In this video I talk about the reasons for this and my experience with shooting these 40-70 year old lenses.
I think it should work but only in manual mode. It wouldn’t support aperture priority like a higher end Nikon DSLR or any mirrorless would. Probably no light metering either, would have to guess at the exposure.
I use old glas because it’s cheap - and can be very good. But my Canon FD 17mm will retire after I got the Samyang 18mm. I don’t care much about AF, but the plastic and use without adapter saves lots of weight. Price is similar, the Samyang was $299 or so.
Similar for Canon FD 80-200mm L (= legendary). A very good lens, but hardly fits in my bag. This one has been retired in favor of the Tamron 28-200mm, an excellent sharp and compact lens.
I laughed so hard after your first short explanation. =)
And while part of my work is being made a lot easier by modern AF lenses (mountainbikers and other sports), I still like some of my old glass. The MIR 35/f2 comes to mind. Or CCTV lenses on µ43…
PS: if anyone wants to get rid of the mother-of-all-bad-zooms, the very first generation Nikkor 43-86mm/f3.5 … I am here to help you. The later generations do have a lot of character but that is nothing to the one lens that single-handedly gave zooms a bad reputation in a time when zooms were not really a thing.
I have a Gen.2 version, which is optically bad (in a good way), but already has improved coating over the Gen.1.
The Gen.3 which works without modifications on modern Nikon F cameras is quite decent while still showing its heritage.
I fully understand there are some situations where AF is almost obligatory. You mentioned sports, there is also wildlife, fast-moving subjects like children and pets. Also weddings, while doable, they’re not particularly fun with manual-only lenses.
I use vintage and new lenses. Undoubtedly the vintage ones bring a look to them. They are also, generally speaking, sharp in the center. My vintage lenses are mainly Pentax which have inclredibly smooth focus action and a nice elegant look to the files.
I have noticed however that shadows contain less information. Not much of an issue but an interesting curiosity. If you ettr a high contrast scene and attempt to recover shadows there’s not as much there as with more recent pentax glass. Just sort of flat. But the slightly lower contrast also makes managing high dynamic range easier.
I love vintage lenses too (reasons given above in this thread). Some technical remarks: a vintage lense is always in aperture priority (see @paolod above) as your camera is not able to control the aperture. So you set aperture on the lens and that’s it. The camera now controls shutter speed and (and this did not exist with analog cameras) ISO - if you allow it to do.

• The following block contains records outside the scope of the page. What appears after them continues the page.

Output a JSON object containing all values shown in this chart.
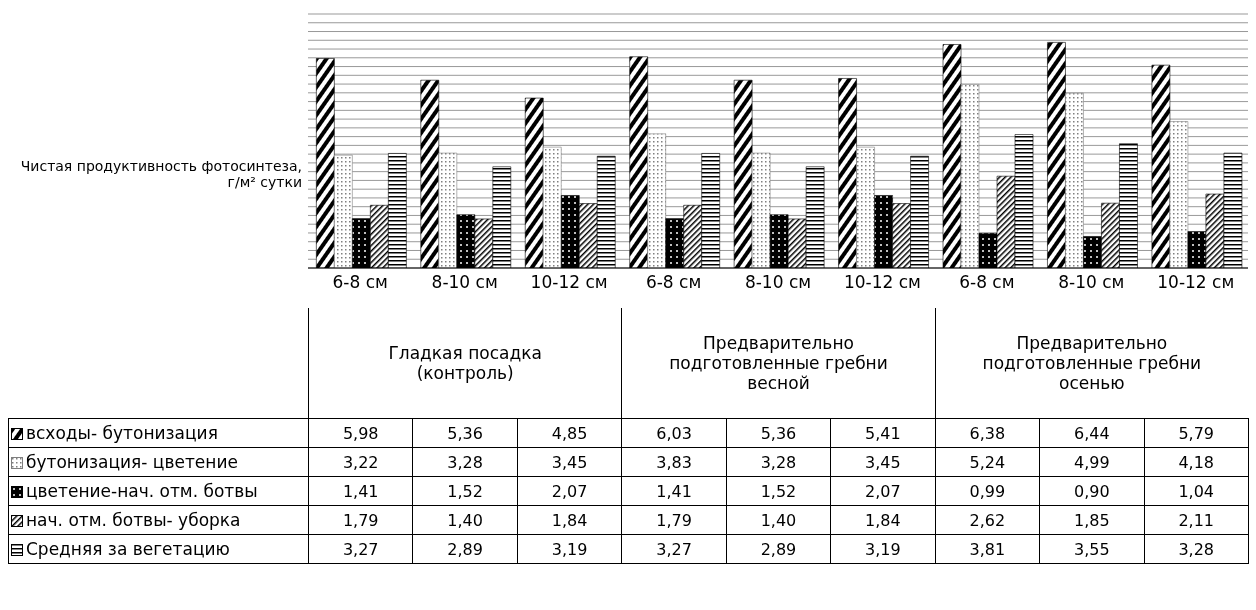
{
  "chart_data": {
    "type": "bar",
    "ylabel": "Чистая продуктивность фотосинтеза, г/м² сутки",
    "categories": [
      "6-8 см",
      "8-10 см",
      "10-12 см",
      "6-8 см",
      "8-10 см",
      "10-12 см",
      "6-8 см",
      "8-10 см",
      "10-12 см"
    ],
    "annotations": [
      "Гладкая посадка (контроль)",
      "Предварительно подготовленные гребни весной",
      "Предварительно подготовленные гребни осенью"
    ],
    "series": [
      {
        "name": "всходы- бутонизация",
        "color": "#000000",
        "values": [
          5.98,
          5.36,
          4.85,
          6.03,
          5.36,
          5.41,
          6.38,
          6.44,
          5.79
        ],
        "value_labels": [
          "5,98",
          "5,36",
          "4,85",
          "6,03",
          "5,36",
          "5,41",
          "6,38",
          "6,44",
          "5,79"
        ]
      },
      {
        "name": "бутонизация- цветение",
        "color": "#7f7f7f",
        "values": [
          3.22,
          3.28,
          3.45,
          3.83,
          3.28,
          3.45,
          5.24,
          4.99,
          4.18
        ],
        "value_labels": [
          "3,22",
          "3,28",
          "3,45",
          "3,83",
          "3,28",
          "3,45",
          "5,24",
          "4,99",
          "4,18"
        ]
      },
      {
        "name": "цветение-нач. отм. ботвы",
        "color": "#000000",
        "values": [
          1.41,
          1.52,
          2.07,
          1.41,
          1.52,
          2.07,
          0.99,
          0.9,
          1.04
        ],
        "value_labels": [
          "1,41",
          "1,52",
          "2,07",
          "1,41",
          "1,52",
          "2,07",
          "0,99",
          "0,90",
          "1,04"
        ]
      },
      {
        "name": "нач. отм. ботвы- уборка",
        "color": "#000000",
        "values": [
          1.79,
          1.4,
          1.84,
          1.79,
          1.4,
          1.84,
          2.62,
          1.85,
          2.11
        ],
        "value_labels": [
          "1,79",
          "1,40",
          "1,84",
          "1,79",
          "1,40",
          "1,84",
          "2,62",
          "1,85",
          "2,11"
        ]
      },
      {
        "name": "Средняя за вегетацию",
        "color": "#000000",
        "values": [
          3.27,
          2.89,
          3.19,
          3.27,
          2.89,
          3.19,
          3.81,
          3.55,
          3.28
        ],
        "value_labels": [
          "3,27",
          "2,89",
          "3,19",
          "3,27",
          "2,89",
          "3,19",
          "3,81",
          "3,55",
          "3,28"
        ]
      }
    ],
    "grid": "y",
    "tick_labels": "x",
    "legend": "bottom"
  }
}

So my standard setting is some reasonable range for auto ISO (which I know the camera can handle): this gives me the freedom to select shutter speed (camera) and aperture (lens) and still some flexibilty to get the right exposure.
Most of the images found here are shot using vintage lenses.
Additional remark: for video (with fixed camera) I think vintage/manual lenses are clear preferable: no wrong/nervous/jumping focus, a deliberate selected depth of field and - don’t know why - a greate cineastic look.